Whether you're good with two miles or you regularly clock a 10-K before breakfast, you know: Runners are a special breed of crazy—in a good way. Here are 16 weird, wild, and kind of hilarious things only runners get:
Your hourly weather app gets more action than your partner.Refresh...refresh again. Because how else are you supposed to know when you can squeeze in a few miles between thunderstorms?
You have special run-derwear—and they're total granny panties that you wouldn't be caught dead in otherwise.
You've definitely canceled plans to go for a run. Happy hour can wait. Your run can't.
You know way too much about running ailments. IT band pain? Please. You could treat that in your sleep.
You have a permanent sports bra tan line...even though you run in the early morning...wearing SPF 50.
You squeeze stretching into your everyday routine. Hey, shaving is the perfect time to loosen up your hammies.
You regularly use your T-shirt as a backup tissue/sweat mop. It's basically the only reason you wear one on a hot day.
You've painted toenail polish on your skin where a toenail used to be. What else are you supposed to do when you lose them on the regular?
You always know exactly how far you just ran. Running GPS: Best. Invention. Ever.
You hang your running shorts out to dry after workouts...without washing them first. They're good for at least three runs before they hit the washer.
You use your sports bra as a handbag. It makes an excellent one: Smart phone, credit card, cash, ear buds—they've all taken a ride in there.
You have zero issues having sex right after a run. You're already sweaty, so...
You've peed outside a ton. When you've got to go, and all that.

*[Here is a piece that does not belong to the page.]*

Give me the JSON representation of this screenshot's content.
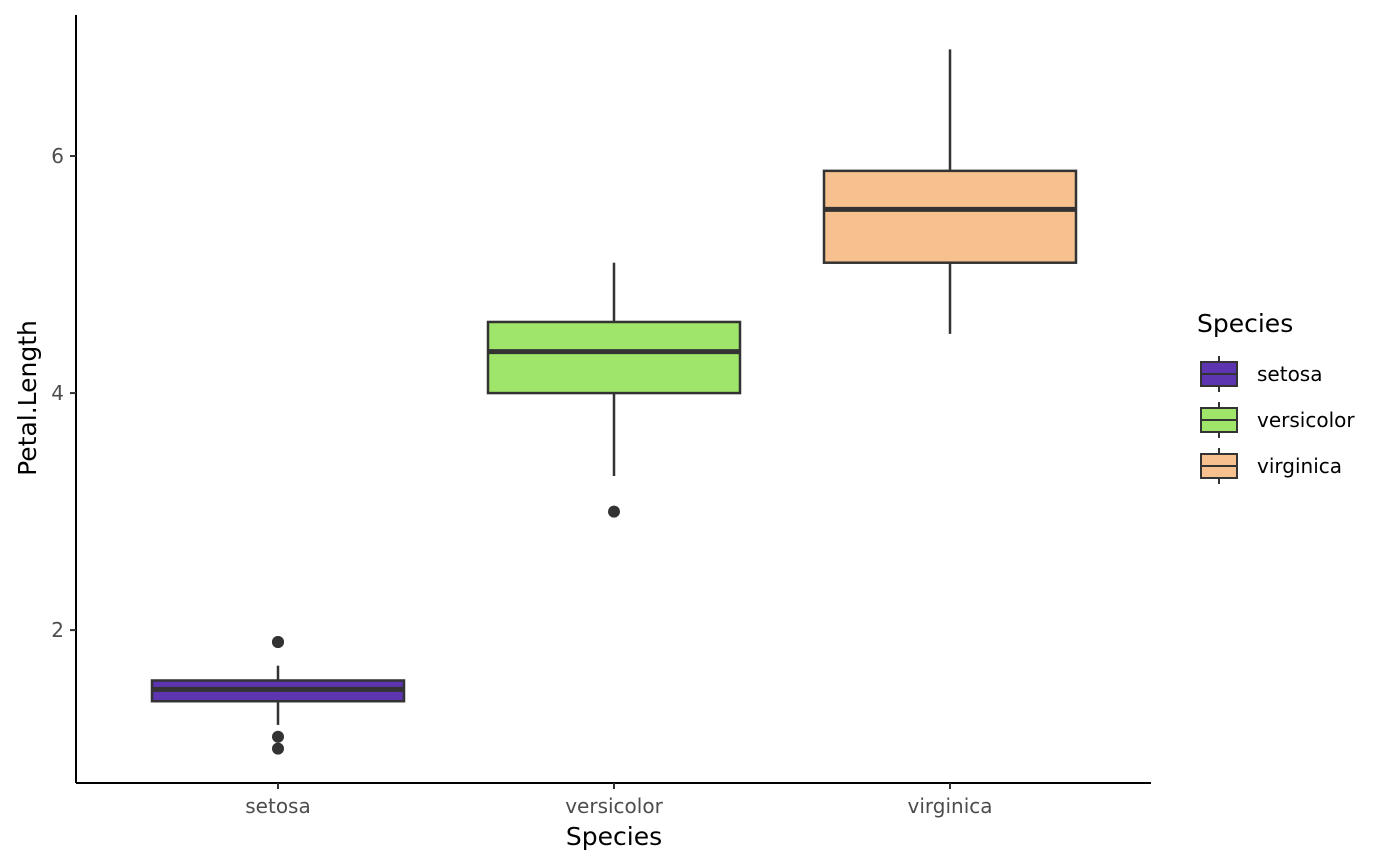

Sweaty running hair doesn't faze you. Just unwind it from a top knot after a run, blow dry the sweat out, and you're good to go to the office! You like to think of it as your "special running hairdo."
You always overpack when you travel. And we're not talking tank tops, jeans, and ballet flats—between running shorts, shoes, sports bras, socks, and an extra sweatshirt (no freaking way are you taking the day off if it’s chilly!), you've got about three square inches in your suitcase for those other things.
You feel off on days off. Life just isn't the same without your daily sweat fest.